Search code examples
amazon-web-servicesaws-lambdaamazon-dynamodbamazon-sqs

What is a cost effective serverless pattern for SQS FIFO and Lambda to delay messages by Message Group Id?


I want to be able to delay messages coming through an SQS FIFO queue by a defined period of time. This delay needs to be at the Message Group ID level. Please provide advice on your solution, or on my solutions.

Requirements

Sequential message processing

Message processing no-faster-than 2 minutes per message per message group ID.

Example

Messages 1, 2, 3 come in to a FIFO queue, for Message Group ID A, all 1 second after each other.

Let's say it's 10am.

  • Message 1 can be processed immediately (presuming no previous messages for that group id have come in, or been processed recently)
  • Message 2, should not process before 10:02am
  • Message 3, should not process until 2 minutes after message 2 has processed (10:04am in this example)

Current thought process

I have 2 solutions in my head

Solution 1:

  • SQS FIFO triggers a lambda
  • Create a dynamoDB to handle processing time
  • On reciept of the message by a lambda, it checks the dyanmoDB for last message process time for that group id
  • If less than 2 minutes ago > fail the lambda
    • A message visibility timeout on the queue of 2 minutes should allow this to re-appear after the 2 minute window has passed

Solution 2:

  • Trigger a lambda that calls a step function on message receive
  • Incorporate a wait on the step function at the end of the processing before deleting the message

Things I've ruled out:

Message delay won't solve the problem. If messages come in 1 second after each other, and processing time is brief (1 second on average), will just result in the messages being processed rapidly, just n seconds later than their arrival.

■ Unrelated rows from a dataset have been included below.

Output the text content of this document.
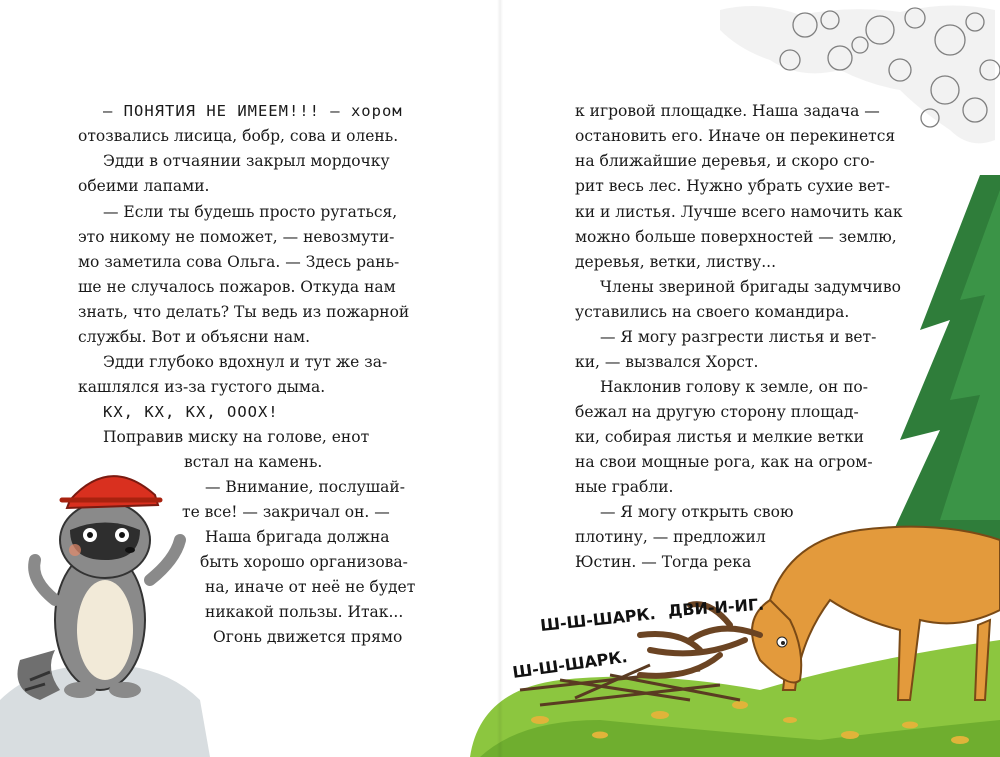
— ПОНЯТИЯ НЕ ИМЕЕМ!!! — хором
отозвались лисица, бобр, сова и олень.
Эдди в отчаянии закрыл мордочку
обеими лапами.
— Если ты будешь просто ругаться,
это никому не поможет, — невозмути-
мо заметила сова Ольга. — Здесь рань-
ше не случалось пожаров. Откуда нам
знать, что делать? Ты ведь из пожарной
службы. Вот и объясни нам.
Эдди глубоко вдохнул и тут же за-
кашлялся из-за густого дыма.
КХ, КХ, КХ, ОООХ!
Поправив миску на голове, енот
встал на камень.
— Внимание, послушай-
те все! — закричал он. —
Наша бригада должна
быть хорошо организова-
на, иначе от неё не будет
никакой пользы. Итак...
Огонь движется прямо
к игровой площадке. Наша задача —
остановить его. Иначе он перекинется
на ближайшие деревья, и скоро сго-
рит весь лес. Нужно убрать сухие вет-
ки и листья. Лучше всего намочить как
можно больше поверхностей — землю,
деревья, ветки, листву...
Члены звериной бригады задумчиво
уставились на своего командира.
— Я могу разгрести листья и вет-
ки, — вызвался Хорст.
Наклонив голову к земле, он по-
бежал на другую сторону площад-
ки, собирая листья и мелкие ветки
на свои мощные рога, как на огром-
ные грабли.
— Я могу открыть свою
плотину, — предложил
Юстин. — Тогда река
Ш-Ш-ШАРК. ДВИ-И-ИГ.
Ш-Ш-ШАРК.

Setting a wait in the lambda that processes them This could run up costs on the lambda, even if the lambda was set to it's lowest memory allocation


Solution

  • This is a common ask... The ability to throttle the processing of messages, typically due to limitations imposed by an external system.

    Unfortunately, native SQS functionality can't address this requirement. I would recommend against intentionally triggering Lambda failure as a form of 're-queuing' -- it could cause problems when there is a backlog of messages. Don't abuse a system designed for one purpose to try and make it fit another purpose.

    Instead, I'd recommend implementing your own logic by putting the 'queue' in a database, then having an 'orchestrator' that determines when a message is able to be processed and invokes the Lambda function directly. The Lambda function would either need to update the database to say that it has finished processing the message, or it could return information to the orchestrator that then updates the database.

    The orchestrator would either need to be 'continuously running code' (eg on EC2 or ECS) or it could be an AWS Lambda function triggered every minute or so.